We’ve been a bit harsh on the French lately. A bit too harsh. And I guess we should apologize for our harshness. Nous sommes désolés! You see, contrary to their questionable actions France doesn’t really hate the Internet and the freedoms that come with it. Quite the contrary! On the last episode of the podcast, Episode 31.5, we discussed the e-G8 conference French president Nicolas Sarkozy was organizing. Pretty much Sarkozy invited a whole bunch of powerful figures in the tech industry such as Mark Zuckerberg, Eric Schmidt, and more to discuss ways to “civilize” the internet by cracking down on anonymity and making strange bedfellows of out internet corporations and governments. At least that’s what we were told prior to the meeting, and critics all over the media were not happy about it. However, the Financial Times managed to feast its eyes on a confidential document from the e-G8 conference that sheds a different light on Sarkozy’s meeting with the Internet’s most powerful people.
In fact, the whole crackdown on the uncivilized internet was not the topic of conversation at the event. The secret memo reveals that top G8 leaders were all for freedom of speech on the Internet as well as a very hands-off approach to government regulation of the web. Quite a different tune from what we were originally told, right? The document details responses from people like Barack Obama, Mark Zuckerberg, Maurice Levy, and dozens more people in attendance at Sarkozy’s conference. Instead of a lot of sacré bleu being thrown around in the room, the exchanges between everyone were quite productive and friendly. Here’s a quick list of important viewpoints everyone shared:
- The internet is part of the “good guys” as it helped topple oppressive regimes in Tunisia and Egypt.
- The world needs to get its act together and push for faster fiber optic deployment.
- Censorship of any form on the internet was highly opposed by everyone.
- Governments need to find a better way to work together when it comes to cyber security and “open data” principles.
- Copyright laws need an overhaul, but not a complete one. Something on the lines of “format-shifting” needs to be implemented.
- On privacy, leaders joined Zuckerberg’s side and agreed that personal information on the web and social networks should not be controlled by government regulation.

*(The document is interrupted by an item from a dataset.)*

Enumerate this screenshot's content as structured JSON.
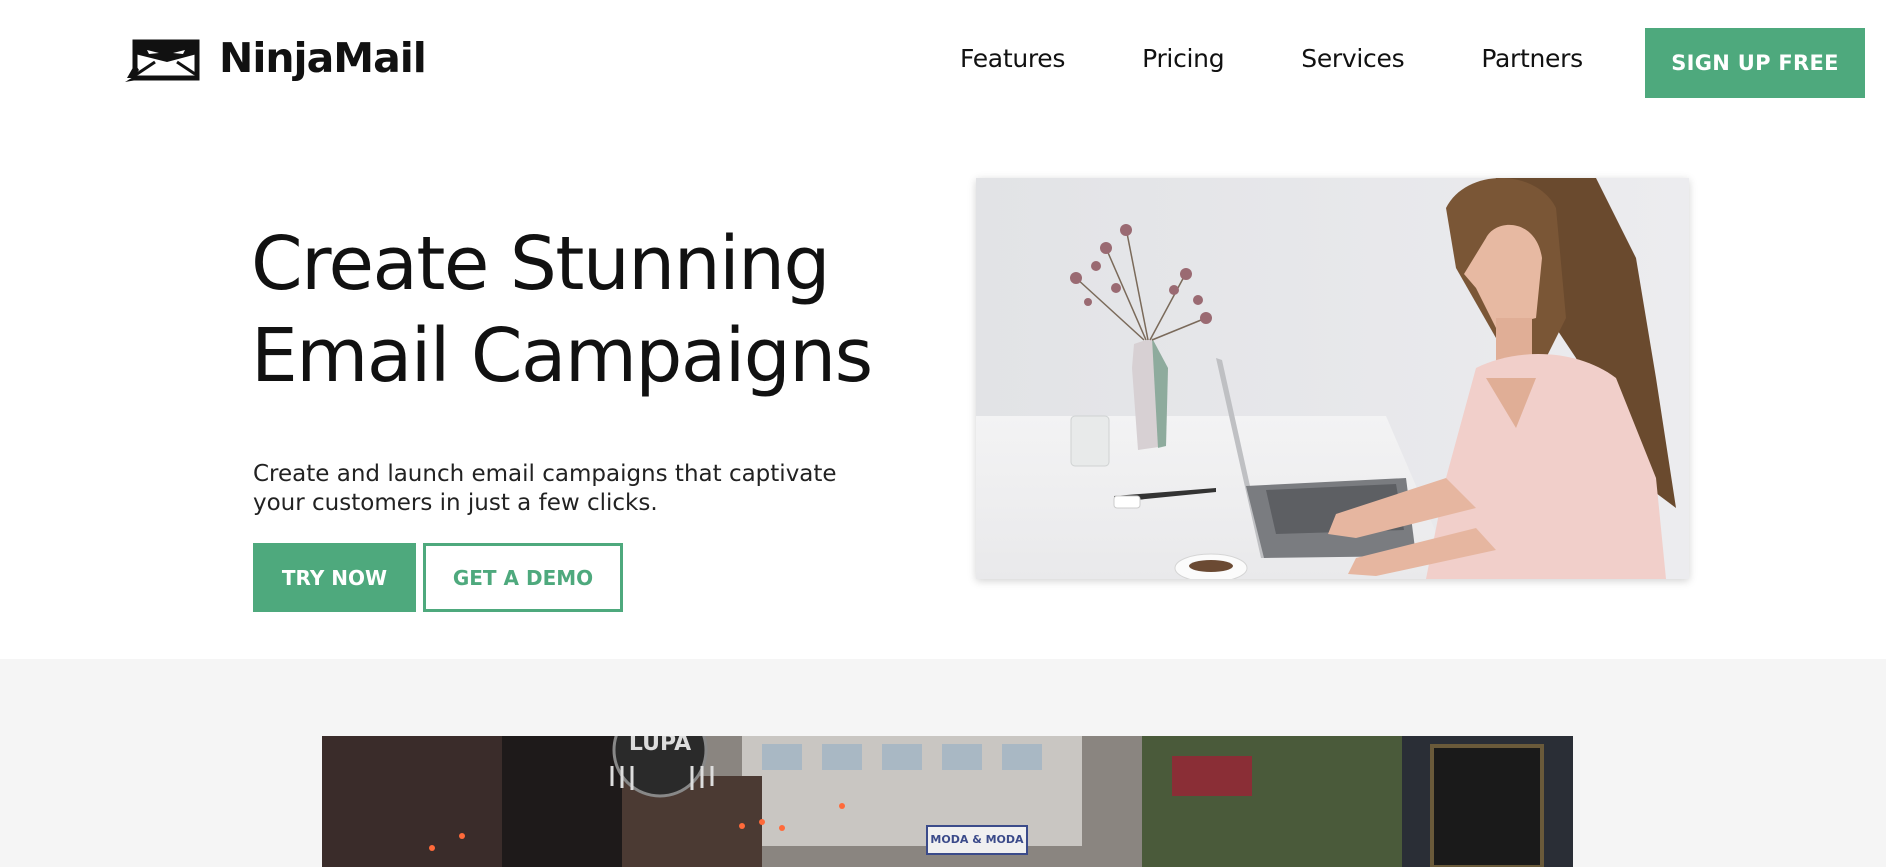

It’s refreshing to know that such things were discussed and agreed upon and hopefully it gives a glimmer of hope as to where the future of the internet lies on the global playing field. The internet is a rapidly changing entity and one can only hope that there’s an e-G8 summit every year to discuss issues and concerns that become apparent as time goes on. Perhaps with governments and tech leaders working together to evolve the internet rather than to stifle it will bring forward new confidence and innovation, something that certain groups and corporations (*cough*RIAA*cough*Telecoms*cough*) have been hell bent on controlling. So thank you, Mr. Sarkozy, for bringing these people together to discuss the future of a better internet, without the draconian overtones we all thought you were originally going to instill.